The hypothesis was not philosophical speculation. Max-Neef and colleagues tested it against longitudinal data across countries — Chile, the United States, parts of Western Europe — and found the pattern holding with disturbing consistency. The correlation between GDP per capita and measures of subjective well-being was positive up to a threshold, flat beyond it, and negative at the highest levels of affluence.
Applied to the AI transition, the threshold hypothesis suggests that productive capability exhibits an analogous curve. Up to a certain point, expanded creative capacity contributes to a richer, more fulfilling life — the engineer in Trivandrum whose capability has expanded genuinely has more means to flourish. Beyond a threshold, additional capability begins to erode the conditions that make capability meaningful: sleep, relationships, reflection, the unstructured time in which identity forms and deepens.
The threshold is not a fixed number. It is the point at which the substitution trap closes — where the signal from the served need becomes strong enough to mask the deterioration of the others.

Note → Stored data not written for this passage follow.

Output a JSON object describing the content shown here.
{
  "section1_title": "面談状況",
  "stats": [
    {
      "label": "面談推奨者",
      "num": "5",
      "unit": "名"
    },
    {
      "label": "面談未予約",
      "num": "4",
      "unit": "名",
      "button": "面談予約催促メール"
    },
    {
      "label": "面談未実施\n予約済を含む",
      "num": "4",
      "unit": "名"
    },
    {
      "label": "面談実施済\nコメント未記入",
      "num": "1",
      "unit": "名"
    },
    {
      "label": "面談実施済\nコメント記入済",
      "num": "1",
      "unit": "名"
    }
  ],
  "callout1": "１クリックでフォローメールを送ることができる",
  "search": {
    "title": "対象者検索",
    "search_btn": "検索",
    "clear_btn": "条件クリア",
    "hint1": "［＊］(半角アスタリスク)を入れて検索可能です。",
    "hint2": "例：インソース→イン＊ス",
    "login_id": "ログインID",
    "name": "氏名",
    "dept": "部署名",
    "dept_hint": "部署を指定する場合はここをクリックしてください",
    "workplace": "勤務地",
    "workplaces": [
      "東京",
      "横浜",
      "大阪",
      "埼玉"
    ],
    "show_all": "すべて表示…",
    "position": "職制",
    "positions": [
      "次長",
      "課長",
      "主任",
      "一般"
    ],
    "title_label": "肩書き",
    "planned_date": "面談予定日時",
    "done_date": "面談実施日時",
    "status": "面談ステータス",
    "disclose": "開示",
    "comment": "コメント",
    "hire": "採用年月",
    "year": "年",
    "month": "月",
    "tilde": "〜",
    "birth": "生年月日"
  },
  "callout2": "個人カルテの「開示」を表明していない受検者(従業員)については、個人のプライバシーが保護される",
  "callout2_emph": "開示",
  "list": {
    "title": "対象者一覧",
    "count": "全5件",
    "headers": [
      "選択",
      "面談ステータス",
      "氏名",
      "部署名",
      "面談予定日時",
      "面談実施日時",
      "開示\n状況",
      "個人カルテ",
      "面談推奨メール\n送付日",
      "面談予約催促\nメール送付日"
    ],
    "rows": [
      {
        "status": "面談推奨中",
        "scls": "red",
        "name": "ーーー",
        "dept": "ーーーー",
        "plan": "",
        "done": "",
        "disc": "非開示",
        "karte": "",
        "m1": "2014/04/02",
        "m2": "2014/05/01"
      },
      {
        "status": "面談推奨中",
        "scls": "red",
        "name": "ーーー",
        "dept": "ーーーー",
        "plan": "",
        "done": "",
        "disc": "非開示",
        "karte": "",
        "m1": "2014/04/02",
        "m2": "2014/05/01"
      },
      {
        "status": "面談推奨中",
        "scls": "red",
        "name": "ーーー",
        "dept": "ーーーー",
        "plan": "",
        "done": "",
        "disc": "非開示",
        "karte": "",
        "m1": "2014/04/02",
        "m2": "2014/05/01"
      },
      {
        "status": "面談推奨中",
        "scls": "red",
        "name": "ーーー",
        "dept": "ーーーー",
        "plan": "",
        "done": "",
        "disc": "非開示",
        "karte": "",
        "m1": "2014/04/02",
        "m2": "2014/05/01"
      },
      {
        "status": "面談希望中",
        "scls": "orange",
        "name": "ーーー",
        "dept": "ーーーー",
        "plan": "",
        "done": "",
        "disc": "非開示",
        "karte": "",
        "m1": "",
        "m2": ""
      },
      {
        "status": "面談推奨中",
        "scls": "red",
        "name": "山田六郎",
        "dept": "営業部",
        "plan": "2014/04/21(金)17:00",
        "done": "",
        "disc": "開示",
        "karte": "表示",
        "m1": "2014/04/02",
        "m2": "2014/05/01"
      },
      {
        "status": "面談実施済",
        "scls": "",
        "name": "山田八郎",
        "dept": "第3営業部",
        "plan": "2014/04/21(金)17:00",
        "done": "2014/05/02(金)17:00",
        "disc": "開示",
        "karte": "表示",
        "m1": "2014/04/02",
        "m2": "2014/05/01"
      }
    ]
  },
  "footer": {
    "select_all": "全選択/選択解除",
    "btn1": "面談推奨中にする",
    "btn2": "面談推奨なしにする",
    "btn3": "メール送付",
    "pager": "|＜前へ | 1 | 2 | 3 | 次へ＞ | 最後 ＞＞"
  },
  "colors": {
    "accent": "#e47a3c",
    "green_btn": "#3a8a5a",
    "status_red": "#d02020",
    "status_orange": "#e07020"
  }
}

The AI transition is producing this threshold crossing in compressed time, and the instruments required to detect it are the same instruments Max-Neef built decades before the tools existed.
Max-Neef developed the hypothesis through cross-national empirical work in the 1980s, partly in dialogue with the emerging literature on subjective well-being and the paradox of affluence documented by Richard Easterlin. The formalization appeared in Max-Neef's 1995 paper 'Economic Growth and Quality of Life: A Threshold Hypothesis' in Ecological Economics.
Empirically tested. Not a philosophical claim but a pattern demonstrated in longitudinal cross-national data.
Not a fixed number. The threshold depends on the specific satisfier ecology of a given society.
Reversal, not just flattening. Beyond the threshold, growth correlates with deterioration, not merely with no further gain.
Mechanism is substitution. Growth degrades quality of life through the substitution trap — served needs crowding out neglected ones.
Applicable to any capability. The framework extends to any form of growth, including the cognitive and creative capability the AI transition expands.